Part 4B – Finding My Way Back to Life – with little hands and little paws to guide me

Children don’t ask what’s broken before they invite you to play. While I was relearning how to move through the world, my children—one human, one four-legged—moved through it unchanged.

I often wondered how a nine-year-old girl and a one-year-old furbaby would respond to seeing their mother in a fragile, unfamiliar, vulnerable state. A mother who could no longer braid her daughter’s hair with ease, who couldn’t take her fur baby out for long walks, who couldn’t wrestle with the kids on the floor, who couldn’t help her kid with homework or sing the kids to sleep without effort. A mother who suddenly needed more care than she could give.

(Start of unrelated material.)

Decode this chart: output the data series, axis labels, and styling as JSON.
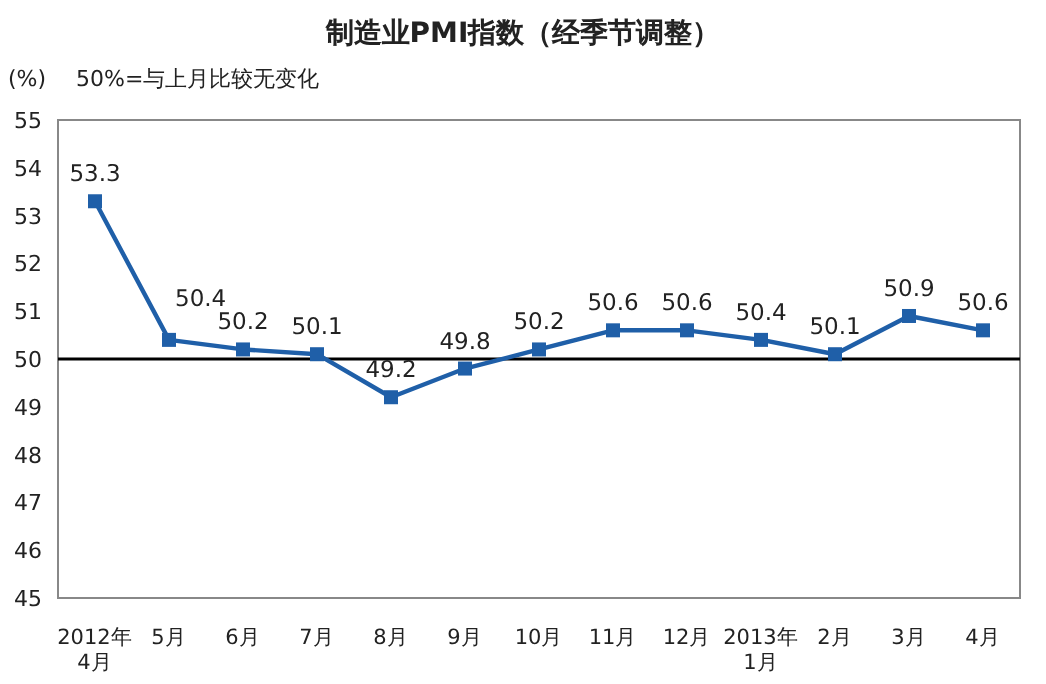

The answer, I learned, was simple and entirely unremarkable in the way only children can manage. My kids didn’t recoil. They didn’t tiptoe around my fragility. They adjusted and accepted me —without announcement, without fear. My daughter didn’t miss the mother I had been. She made room for the one standing in front of her. She slowed when I slowed, she filled the gaps when I couldn’t, and she carried on with a quiet confidence that said “this is still MY mom.” My dog followed suit in his own way—curling up closer, cuddling with me more than usual, waiting without impatience, content with shorter walks and being the first to give me hugs and kisses when my night terrors and screams hit. Neither of them asked for explanations. Neither treated me like I was broken. They simply stayed, accepting me for who I was, and inviting me—again and again and again—to join them where I could, when I could.

One afternoon, we sat on the floor with coloring books spread between us. My hands trembled as I tried to stay within the lines, the crayons slipping where they never used to. I laughed it off at first, embarrassed, until tears welled up—not out of self-pity, but out of anger at my own inability. That was when my daughter reached over and placed her hand over mine.  “Like this, ma,” she said, gently guiding my grip, steadying the movement without correcting me.

It struck me then how completely the roles had shifted. The child I had once taught to color, to draw, to hold a crayon, was now patiently teaching me—not just how to color again, but how to slow down, how to be gentle with myself. Until that moment, my anger had been loudly directed at the universe, at fate, at the Gods, at whatever force I believed had handed me this setback. But in that quiet exchange, something softened. I realized that perhaps the setback wasn’t the end of the story—it was something that I needed in order to notice, and most importantly accept the people who would help me stand again, in ways I hadn’t imagined.

Later, in the living room, the kids brought out a ball. My daughter rolled it toward me, waiting patiently as I tried—and failed—to kick it back. My dog watched closely, tail wagging, unbothered by the pauses. When I missed, they waited. When I connected, even weakly, they celebrated. No rushing. No frustration. Just a quiet, shared understanding that this was how play worked now.

In those moments, I was no longer the fragile one or the one being cared for. I was simply a part of the game. And somehow, that was enough to make the road ahead feel possible, to remind me that I could keep going.

Of course, it wasn’t always gentle or picture-perfect. There were moments when patience frayed—when my daughter had a meltdown over something small and I didn’t have the emotional or physical reserves to respond the way I wanted to, or the way she needed me to. Moments when my dog tugged hard on the leash, chasing a squirrel without warning, pulling me off balance and reminding me how quickly things could spiral. Those moments scared me. They exposed the limits of my control and the fragility I was still learning to manage.

There were times I came close to retreating—to giving up walks with my pet altogether, to avoiding difficult conversations with my daughter out of fear that I wouldn’t be able to hold space for her emotions if they overflowed. I realized that pulling back felt safer but it wasn’t the life I wanted to model. Such moments were a part of life and avoiding those moments wouldn’t protect either of us and it would only shrink our world. I realized that staying engaged, even imperfectly, mattered more than staying in control.

We paused. We recalibrated. We tried again – together. Recovery, I was learning, wasn’t a smooth return to who I had been—it was learning how to stay present, even when things went sideways.

What I didn’t understand then—but would eventually come to learn—is that this wasn’t the whole village that helped me recover. It was only the beginning. Beyond our small, imperfect rhythms were others who carried me too—family, friends, doctors, therapists, and sometimes even strangers—each in their own way. That story comes next.

This chapter belonged to my children. But the next belongs to the rest of the village.